During the last three months I have given three presentations.
On September 16, during PyConPL 2012, I gave presentation “Asynchronous and event-driven PyOpenCL programming”. I have shown how to use events and queues to asynchronously call OpenCL code in Python and how this can help to use PyOpenCL in common programs, not only for scientific purposes.
On October 21 I gave presentation “PyOpenCL – unleash your GPU with the help of Python” at PyCon Ukraine 2012 in Kyiv. I started with short introduction to OpenCL and PyOpenCL and again tried to convince audience that GPGPU can be used in ordinary programs, especially with the help of PyOpenCL and its high-level features like reduction or parallel prefix scan.
The last of the presentations I gave was on November 12 at PyWaw 18. It was not programming-related presentation – I talked about PyCon Ukraine, my remarks, how it went, and so on.
During and after my talks at PyConPL and PyCon Ukraine I got questions related to GPU programming.
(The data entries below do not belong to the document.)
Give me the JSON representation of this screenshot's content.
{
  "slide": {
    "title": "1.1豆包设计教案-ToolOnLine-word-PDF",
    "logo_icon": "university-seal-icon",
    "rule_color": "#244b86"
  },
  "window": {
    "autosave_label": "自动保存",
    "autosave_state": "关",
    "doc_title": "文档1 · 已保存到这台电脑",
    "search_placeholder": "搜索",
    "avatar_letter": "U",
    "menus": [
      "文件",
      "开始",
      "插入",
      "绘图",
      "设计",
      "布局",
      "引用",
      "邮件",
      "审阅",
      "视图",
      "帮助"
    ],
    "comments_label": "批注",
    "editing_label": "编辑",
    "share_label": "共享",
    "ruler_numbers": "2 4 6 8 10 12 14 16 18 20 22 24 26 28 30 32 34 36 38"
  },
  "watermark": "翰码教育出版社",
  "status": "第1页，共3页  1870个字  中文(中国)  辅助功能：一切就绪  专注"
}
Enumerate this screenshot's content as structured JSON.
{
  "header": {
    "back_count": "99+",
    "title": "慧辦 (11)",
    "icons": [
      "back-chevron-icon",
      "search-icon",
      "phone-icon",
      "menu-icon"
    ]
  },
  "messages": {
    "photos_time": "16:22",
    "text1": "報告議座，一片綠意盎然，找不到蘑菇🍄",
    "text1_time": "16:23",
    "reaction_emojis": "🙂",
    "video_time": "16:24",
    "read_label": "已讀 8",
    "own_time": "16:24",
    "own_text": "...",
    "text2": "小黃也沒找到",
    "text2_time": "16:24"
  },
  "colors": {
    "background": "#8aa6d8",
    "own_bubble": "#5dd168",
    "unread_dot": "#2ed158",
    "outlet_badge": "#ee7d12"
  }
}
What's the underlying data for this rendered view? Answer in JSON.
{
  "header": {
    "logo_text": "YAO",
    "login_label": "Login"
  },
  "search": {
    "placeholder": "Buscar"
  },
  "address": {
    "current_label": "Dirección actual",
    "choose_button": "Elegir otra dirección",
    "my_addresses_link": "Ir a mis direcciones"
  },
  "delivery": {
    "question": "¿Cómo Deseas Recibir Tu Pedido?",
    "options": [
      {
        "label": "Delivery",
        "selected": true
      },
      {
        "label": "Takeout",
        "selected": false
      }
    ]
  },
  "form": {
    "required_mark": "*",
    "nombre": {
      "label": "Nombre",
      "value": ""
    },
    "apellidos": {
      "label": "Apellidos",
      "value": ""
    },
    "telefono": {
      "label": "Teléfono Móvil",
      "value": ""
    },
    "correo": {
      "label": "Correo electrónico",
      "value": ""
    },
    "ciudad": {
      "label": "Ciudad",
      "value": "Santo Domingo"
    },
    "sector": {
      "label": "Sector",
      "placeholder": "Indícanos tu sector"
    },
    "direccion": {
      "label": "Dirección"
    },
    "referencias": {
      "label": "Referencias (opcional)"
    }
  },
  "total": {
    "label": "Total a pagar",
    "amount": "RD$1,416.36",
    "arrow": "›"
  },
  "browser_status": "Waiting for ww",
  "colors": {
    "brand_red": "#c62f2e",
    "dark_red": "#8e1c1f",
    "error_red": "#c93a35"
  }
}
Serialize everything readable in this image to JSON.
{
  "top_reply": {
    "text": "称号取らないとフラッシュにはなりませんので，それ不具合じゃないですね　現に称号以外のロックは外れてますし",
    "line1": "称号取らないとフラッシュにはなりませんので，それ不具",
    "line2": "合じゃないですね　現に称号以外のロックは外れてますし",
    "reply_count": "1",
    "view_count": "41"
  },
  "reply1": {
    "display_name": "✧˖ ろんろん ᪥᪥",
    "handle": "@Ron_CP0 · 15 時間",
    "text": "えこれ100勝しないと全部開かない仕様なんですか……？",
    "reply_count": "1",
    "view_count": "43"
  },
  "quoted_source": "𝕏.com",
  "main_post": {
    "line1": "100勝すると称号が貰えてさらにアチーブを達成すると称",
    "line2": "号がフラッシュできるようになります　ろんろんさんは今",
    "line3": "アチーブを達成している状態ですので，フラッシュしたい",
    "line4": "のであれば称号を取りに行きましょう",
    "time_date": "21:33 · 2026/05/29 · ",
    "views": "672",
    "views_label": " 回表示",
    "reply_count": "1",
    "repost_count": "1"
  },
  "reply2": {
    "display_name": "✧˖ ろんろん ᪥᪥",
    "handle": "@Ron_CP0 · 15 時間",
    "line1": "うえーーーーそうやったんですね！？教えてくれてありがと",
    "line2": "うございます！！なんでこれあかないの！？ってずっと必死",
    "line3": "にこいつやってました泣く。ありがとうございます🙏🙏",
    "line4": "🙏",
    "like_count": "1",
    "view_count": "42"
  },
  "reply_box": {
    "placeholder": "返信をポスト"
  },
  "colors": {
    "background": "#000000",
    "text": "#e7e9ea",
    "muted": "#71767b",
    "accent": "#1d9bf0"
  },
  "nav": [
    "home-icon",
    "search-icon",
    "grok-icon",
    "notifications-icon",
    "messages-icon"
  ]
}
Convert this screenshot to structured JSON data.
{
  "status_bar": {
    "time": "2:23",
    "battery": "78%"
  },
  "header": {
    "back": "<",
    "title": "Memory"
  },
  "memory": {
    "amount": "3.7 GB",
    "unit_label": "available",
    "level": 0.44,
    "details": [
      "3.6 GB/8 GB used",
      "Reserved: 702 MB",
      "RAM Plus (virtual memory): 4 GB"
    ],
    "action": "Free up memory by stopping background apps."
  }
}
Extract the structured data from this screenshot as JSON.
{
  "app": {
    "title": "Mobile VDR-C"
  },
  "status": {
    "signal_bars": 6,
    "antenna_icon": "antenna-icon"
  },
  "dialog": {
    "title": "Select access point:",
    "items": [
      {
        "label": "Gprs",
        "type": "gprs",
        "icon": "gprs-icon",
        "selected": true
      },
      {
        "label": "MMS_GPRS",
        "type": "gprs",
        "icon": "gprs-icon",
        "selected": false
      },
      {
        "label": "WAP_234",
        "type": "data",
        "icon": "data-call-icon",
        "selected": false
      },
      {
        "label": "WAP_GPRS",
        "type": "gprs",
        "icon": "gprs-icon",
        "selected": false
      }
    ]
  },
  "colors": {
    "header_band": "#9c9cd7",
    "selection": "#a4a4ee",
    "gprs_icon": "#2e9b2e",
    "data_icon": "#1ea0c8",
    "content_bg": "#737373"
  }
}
Listeners were asking about debugging and profiling of code. I also got some questions about performance differences between OpenCL and CUDA. One very interesting question was about existence of some library of kernels (either for CUDA or for
OpenCL) with the most common functions and computations. PyOpenCL contains some features (like mentioned reduction or prefix sum) but I have not heard about CPAN-for-GPGPU. It might be a good concept though.
In summary, there was some interest in GPGPU, but during the time since my presentation I have not seen much new discussions on PyCUDA or PyOpenCL mailing lists. This means that either I am not so good speaker ( 🙂 ) or GPGPU is still considered niche topic.